Jeden koń, dwie kozy i dziesięć królików. Radni z Opola Lubelskiego uchwalili limity dotyczące hodowanych zwierząt gospodarskich. W piątek, po protestach, wycofali się z tego.
Pod koniec ub. roku radni miejscy z Opola Lubelskiego uchwalili "Regulamin utrzymania czystości i porządku na terenie gminy Opole Lubelskie”. Zgodnie z dokumentem właściciele domków jednorodzinnych, które znajdują się na terenach wyłączonych spod produkcji rolnej, mogą trzymać niektóre gatunki zwierząt gospodarskich. Radni ustalili, że jedna osoba nie może hodować więcej niż 1 konia, 2 kozy, 5 szynszyli, 5 nutrii, 10 królików i 10 sztuk kur, kaczek, gęsi lub indyków, perliczki. Ale zabronili mieszkańcom trzymania krów i świń.

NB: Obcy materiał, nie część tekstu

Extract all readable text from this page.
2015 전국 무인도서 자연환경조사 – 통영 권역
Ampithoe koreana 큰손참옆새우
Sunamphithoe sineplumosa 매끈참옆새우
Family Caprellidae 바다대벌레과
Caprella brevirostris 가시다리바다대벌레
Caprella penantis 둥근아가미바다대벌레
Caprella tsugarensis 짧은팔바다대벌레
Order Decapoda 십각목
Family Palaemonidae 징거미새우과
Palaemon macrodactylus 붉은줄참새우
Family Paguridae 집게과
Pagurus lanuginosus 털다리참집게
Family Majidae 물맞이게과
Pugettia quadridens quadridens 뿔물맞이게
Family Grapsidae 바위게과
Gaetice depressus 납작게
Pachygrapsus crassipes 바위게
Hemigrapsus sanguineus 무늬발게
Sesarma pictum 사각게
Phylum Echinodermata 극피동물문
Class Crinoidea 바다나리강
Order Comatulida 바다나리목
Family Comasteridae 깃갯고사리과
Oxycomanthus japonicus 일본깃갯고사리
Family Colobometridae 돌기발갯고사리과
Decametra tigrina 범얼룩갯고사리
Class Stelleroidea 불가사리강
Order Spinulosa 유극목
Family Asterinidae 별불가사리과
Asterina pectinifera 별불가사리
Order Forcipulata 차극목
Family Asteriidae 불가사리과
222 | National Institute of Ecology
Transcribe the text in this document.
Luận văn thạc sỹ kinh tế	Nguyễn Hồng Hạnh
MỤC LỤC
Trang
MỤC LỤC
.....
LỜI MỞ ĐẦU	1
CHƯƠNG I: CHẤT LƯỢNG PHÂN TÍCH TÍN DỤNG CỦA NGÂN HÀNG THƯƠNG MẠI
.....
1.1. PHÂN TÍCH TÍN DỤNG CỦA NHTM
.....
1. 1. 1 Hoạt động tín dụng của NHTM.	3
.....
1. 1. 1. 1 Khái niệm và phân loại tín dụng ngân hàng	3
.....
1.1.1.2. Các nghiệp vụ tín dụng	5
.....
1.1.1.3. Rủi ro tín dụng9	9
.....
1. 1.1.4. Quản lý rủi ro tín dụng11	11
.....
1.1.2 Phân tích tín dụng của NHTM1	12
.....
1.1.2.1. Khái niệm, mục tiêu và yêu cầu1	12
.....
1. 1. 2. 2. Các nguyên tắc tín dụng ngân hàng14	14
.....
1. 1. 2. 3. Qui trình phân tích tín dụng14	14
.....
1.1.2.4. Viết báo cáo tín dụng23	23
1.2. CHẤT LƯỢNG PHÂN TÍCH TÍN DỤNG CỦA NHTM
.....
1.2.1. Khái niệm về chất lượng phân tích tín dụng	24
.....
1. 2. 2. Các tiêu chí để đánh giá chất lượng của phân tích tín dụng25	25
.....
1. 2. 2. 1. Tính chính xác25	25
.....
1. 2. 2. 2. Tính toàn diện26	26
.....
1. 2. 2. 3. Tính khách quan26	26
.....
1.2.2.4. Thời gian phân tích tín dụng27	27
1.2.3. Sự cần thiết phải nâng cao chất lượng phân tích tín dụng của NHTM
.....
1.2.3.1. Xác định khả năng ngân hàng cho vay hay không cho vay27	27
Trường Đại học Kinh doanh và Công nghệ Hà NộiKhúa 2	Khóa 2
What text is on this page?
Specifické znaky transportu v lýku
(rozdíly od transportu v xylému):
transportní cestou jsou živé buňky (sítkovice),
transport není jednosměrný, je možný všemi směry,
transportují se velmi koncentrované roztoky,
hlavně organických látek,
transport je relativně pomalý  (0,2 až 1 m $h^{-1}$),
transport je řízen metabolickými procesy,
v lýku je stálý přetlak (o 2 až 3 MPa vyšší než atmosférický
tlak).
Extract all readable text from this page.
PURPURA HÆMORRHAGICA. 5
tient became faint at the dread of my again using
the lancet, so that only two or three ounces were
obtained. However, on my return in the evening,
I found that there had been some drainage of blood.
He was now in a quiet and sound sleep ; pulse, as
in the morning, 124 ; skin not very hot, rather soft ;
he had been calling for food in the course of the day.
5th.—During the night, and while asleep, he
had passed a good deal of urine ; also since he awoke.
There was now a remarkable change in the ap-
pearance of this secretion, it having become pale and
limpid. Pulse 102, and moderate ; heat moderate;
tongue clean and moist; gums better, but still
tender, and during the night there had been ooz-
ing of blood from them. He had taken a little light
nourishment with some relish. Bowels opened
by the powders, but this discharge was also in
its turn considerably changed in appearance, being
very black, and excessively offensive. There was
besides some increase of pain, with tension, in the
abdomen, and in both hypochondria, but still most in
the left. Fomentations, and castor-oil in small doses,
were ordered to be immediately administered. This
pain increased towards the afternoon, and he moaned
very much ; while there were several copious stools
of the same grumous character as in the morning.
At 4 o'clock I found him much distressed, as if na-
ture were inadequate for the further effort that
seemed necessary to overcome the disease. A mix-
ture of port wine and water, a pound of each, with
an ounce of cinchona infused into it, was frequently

W uchwale znalazł się również zapis zabraniający hodowania zwierząt gospodarskich w centach handlowych, hotelach i strefach przemysłowych jak też instytucjach użyteczności publicznej i na terenach ogórków działkowych.
Rozpętała się burza. – Ta informacja dotarła do nas od naszych delegatów – opowiada prezes LIR. – Napisaliśmy protest do wojewody, daliśmy to również do wiadomości wojewódzkiego lekarza weterynarii. Ta cała sytuacja dla nas wydała się śmieszna. I dodaje: Radni zajmują się czasem sprawami rolniczymi, ale konsultują to z Izbą Rolniczą. W tym przypadku nikt do nas się nie zwrócił.
Radni z Opola w piątek jeszcze raz pochylili się nad tym tematem. – Limity zostały zniesione po protestach i stanowisku izby rolniczej – potwierdza Krzysztof Ryczek z Urzędu Miejskiego w Opolu Lubelskim.
Na razie obowiązują jeszcze stare przepisy. Nowe, dzięki którym mieszkańcy Opola Lubelskiego będą mogli hodować zwierzęta gospodarskie bez żadnych ograniczeń, wejdą w życie 14 dni po opublikowaniu uchwały w Dzienniku Urzędowym Województwa Lubelskiego.
– Nie były przewidziane żadne kontrole prowadzone przez urzędników dotyczące hodowanych zwierząt – dodaje Ryczek. – Nikt nie będzie tego sprawdzał.